O "traidor" entrou no carro. Era uma noite fria em Braunschweig, e a rua estava quase vazia. Ele vinha do pub Cockpit, onde passara algumas horas antes de partir. Seu Alfa Romeo GTV6 corria pelas ruas em direção à sua casa. Às onze horas da noite, ele dobrou a curva em Querum. Mas não conseguiu. Bateu em uma árvore, deixando o metal deformado e o asfalto silencioso.
A causa do acidente nunca foi esclarecida. Inicialmente, a possibilidade de desatenção do motorista foi atribuída à polícia alemã, já que a polícia da Alemanha Ocidental havia descartado a hipótese de sabotagem do veículo. Alguns dados sugeriam intoxicação alcoólica: 2,2 miligramas por litro de sangue. Mas como era possível que alguém que, segundo testemunhas, mal havia bebido pudesse estar em tal estado de embriaguez?

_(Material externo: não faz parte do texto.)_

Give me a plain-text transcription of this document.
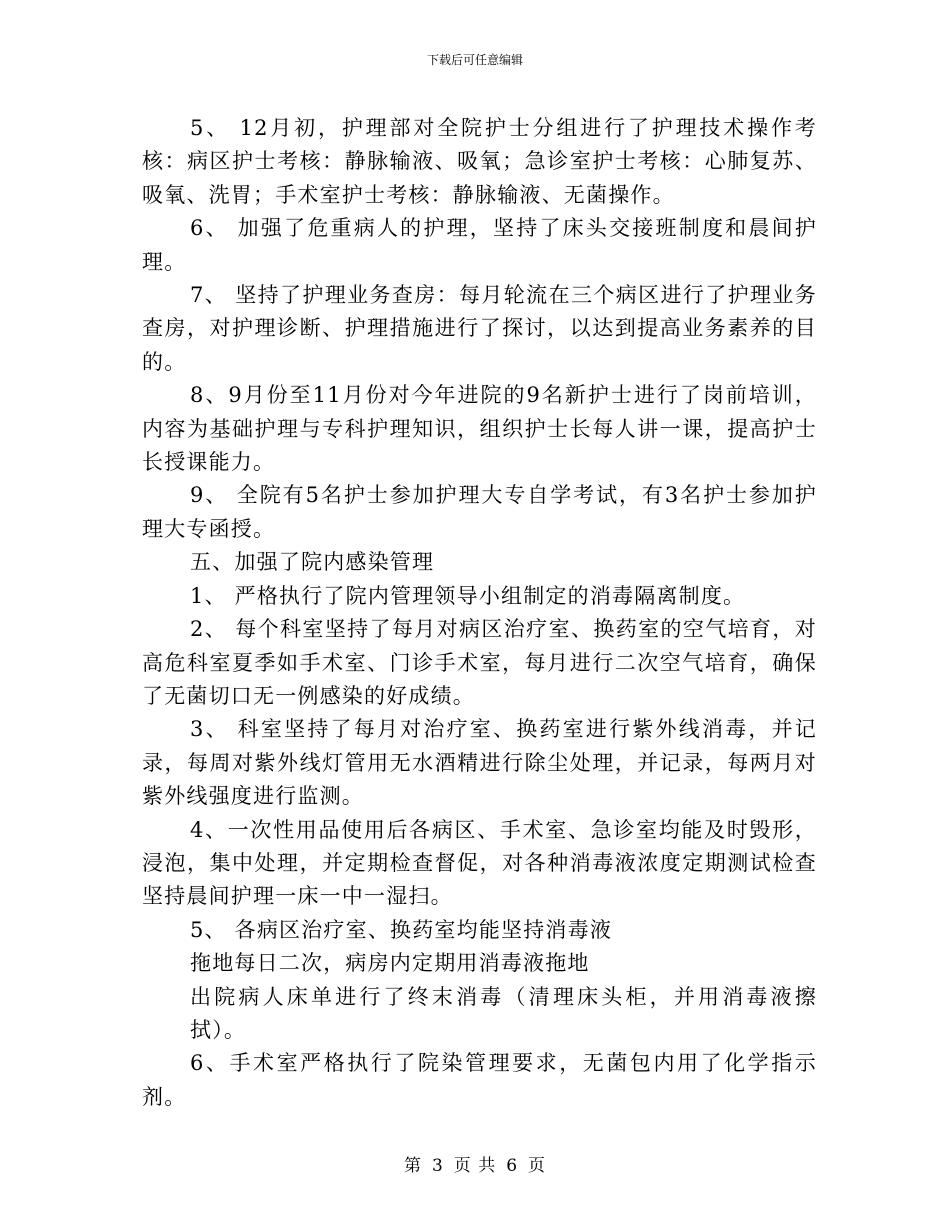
下载后可任意编辑

5、 12月初，护理部对全院护士分组进行了护理技术操作考核：病区护士考核：静脉输液、吸氧；急诊室护士考核：心肺复苏、吸氧、洗胃；手术室护士考核：静脉输液、无菌操作。

6、 加强了危重病人的护理，坚持了床头交接班制度和晨间护理。

7、 坚持了护理业务查房：每月轮流在三个病区进行了护理业务查房，对护理诊断、护理措施进行了探讨，以达到提高业务素养的目的。

8、9月份至11月份对今年进院的9名新护士进行了岗前培训，内容为基础护理与专科护理知识，组织护士长每人讲一课，提高护士长授课能力。

9、 全院有5名护士参加护理大专自学考试，有3名护士参加护理大专函授。

五、加强了院内感染管理

1、 严格执行了院内管理领导小组制定的消毒隔离制度。

2、 每个科室坚持了每月对病区治疗室、换药室的空气培育，对高危科室夏季如手术室、门诊手术室，每月进行二次空气培育，确保了无菌切口无一例感染的好成绩。

3、 科室坚持了每月对治疗室、换药室进行紫外线消毒，并记录，每周对紫外线灯管用无水酒精进行除尘处理，并记录，每两月对紫外线强度进行监测。

4、一次性用品使用后各病区、手术室、急诊室均能及时毁形，浸泡，集中处理，并定期检查督促，对各种消毒液浓度定期测试检查坚持晨间护理一床一中一湿扫。

5、 各病区治疗室、换药室均能坚持消毒液

拖地每日二次，病房内定期用消毒液拖地

出院病人床单进行了终末消毒（清理床头柜，并用消毒液擦拭）。

6、手术室严格执行了院染管理要求，无菌包内用了化学指示剂。

第 3 页 共 6 页
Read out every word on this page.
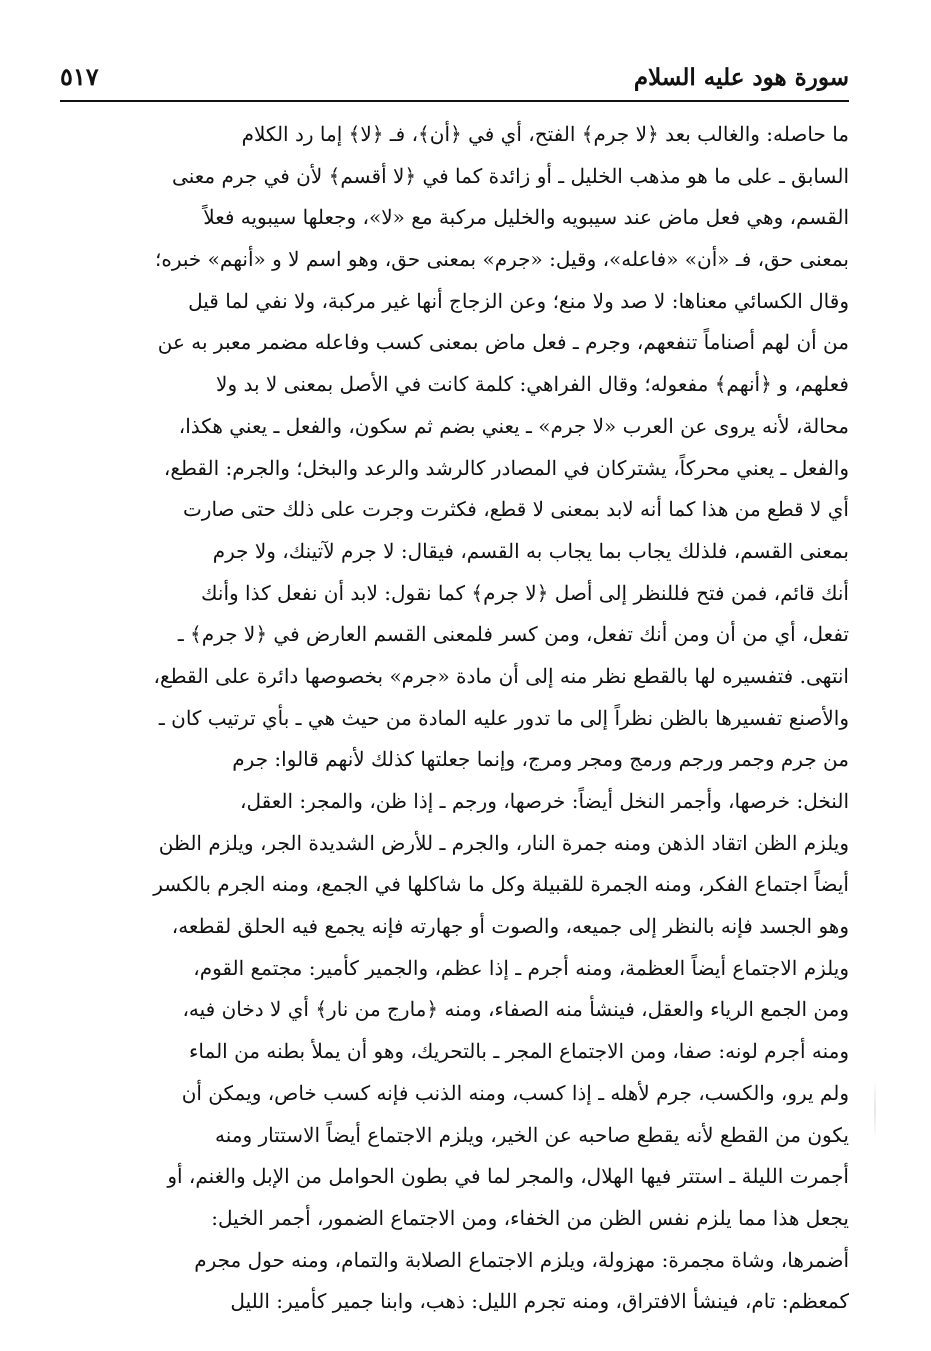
سورة هود عليه السلام
٥١٧
ما حاصله: والغالب بعد ﴿لا جرم﴾ الفتح، أي في ﴿أن﴾، فـ ﴿لا﴾ إما رد الكلام
السابق ـ على ما هو مذهب الخليل ـ أو زائدة كما في ﴿لا أقسم﴾ لأن في جرم معنى
القسم، وهي فعل ماض عند سيبويه والخليل مركبة مع «لا»، وجعلها سيبويه فعلاً
بمعنى حق، فـ «أن» «فاعله»، وقيل: «جرم» بمعنى حق، وهو اسم لا و «أنهم» خبره؛
وقال الكسائي معناها: لا صد ولا منع؛ وعن الزجاج أنها غير مركبة، ولا نفي لما قيل
من أن لهم أصناماً تنفعهم، وجرم ـ فعل ماض بمعنى كسب وفاعله مضمر معبر به عن
فعلهم، و ﴿أنهم﴾ مفعوله؛ وقال الفراهي: كلمة كانت في الأصل بمعنى لا بد ولا
محالة، لأنه يروى عن العرب «لا جرم» ـ يعني بضم ثم سكون، والفعل ـ يعني هكذا،
والفعل ـ يعني محركاً، يشتركان في المصادر كالرشد والرعد والبخل؛ والجرم: القطع،
أي لا قطع من هذا كما أنه لابد بمعنى لا قطع، فكثرت وجرت على ذلك حتى صارت
بمعنى القسم، فلذلك يجاب بما يجاب به القسم، فيقال: لا جرم لآتينك، ولا جرم
أنك قائم، فمن فتح فللنظر إلى أصل ﴿لا جرم﴾ كما نقول: لابد أن نفعل كذا وأنك
تفعل، أي من أن ومن أنك تفعل، ومن كسر فلمعنى القسم العارض في ﴿لا جرم﴾ ـ
انتهى. فتفسيره لها بالقطع نظر منه إلى أن مادة «جرم» بخصوصها دائرة على القطع،
والأصنع تفسيرها بالظن نظراً إلى ما تدور عليه المادة من حيث هي ـ بأي ترتيب كان ـ
من جرم وجمر ورجم ورمج ومجر ومرج، وإنما جعلتها كذلك لأنهم قالوا: جرم
النخل: خرصها، وأجمر النخل أيضاً: خرصها، ورجم ـ إذا ظن، والمجر: العقل،
ويلزم الظن اتقاد الذهن ومنه جمرة النار، والجرم ـ للأرض الشديدة الجر، ويلزم الظن
أيضاً اجتماع الفكر، ومنه الجمرة للقبيلة وكل ما شاكلها في الجمع، ومنه الجرم بالكسر
وهو الجسد فإنه بالنظر إلى جميعه، والصوت أو جهارته فإنه يجمع فيه الحلق لقطعه،
ويلزم الاجتماع أيضاً العظمة، ومنه أجرم ـ إذا عظم، والجمير كأمير: مجتمع القوم،
ومن الجمع الرياء والعقل، فينشأ منه الصفاء، ومنه ﴿مارج من نار﴾ أي لا دخان فيه،
ومنه أجرم لونه: صفا، ومن الاجتماع المجر ـ بالتحريك، وهو أن يملأ بطنه من الماء
ولم يرو، والكسب، جرم لأهله ـ إذا كسب، ومنه الذنب فإنه كسب خاص، ويمكن أن
يكون من القطع لأنه يقطع صاحبه عن الخير، ويلزم الاجتماع أيضاً الاستتار ومنه
أجمرت الليلة ـ استتر فيها الهلال، والمجر لما في بطون الحوامل من الإبل والغنم، أو
يجعل هذا مما يلزم نفس الظن من الخفاء، ومن الاجتماع الضمور، أجمر الخيل:
أضمرها، وشاة مجمرة: مهزولة، ويلزم الاجتماع الصلابة والتمام، ومنه حول مجرم
كمعظم: تام، فينشأ الافتراق، ومنه تجرم الليل: ذهب، وابنا جمير كأمير: الليل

O Alfa Romeo em que Eigendorf sofreu um acidente em 5 de março de 1983
Imagem de Rust/ullstein via Getty ImagesOs serviços de emergência o levaram às pressas para o Hospital Brunswick em estado crítico, onde ele morreu dois dias depois devido aos ferimentos. A morte do "traidor" permaneceu envolta em mistério desde aquela noite de 5 de março de 1983. Em algum escritório distante, do outro lado do Muro , alguém da Stasi sabia que sua missão estava cumprida.
“Morte ao traidor”O "traidor" chamava-se Lutz Eigendorf, jogador de futebol do time local, o Eintracht Braunschweig. Um homem marcado pelo aparato do regime da RDA desde que decidiu cruzar a fronteira quatro anos antes e fugir para a Alemanha Ocidental, deixando para trás a esposa e a filha (com quem esperava se reunir na Cisjordânia). Seus pais. Seu time de toda a vida, controlado por um governo manipulador de resultados, o Dínamo de Berlim. Seu país, a República Democrática Alemã, transformado em uma gaiola irrespirável.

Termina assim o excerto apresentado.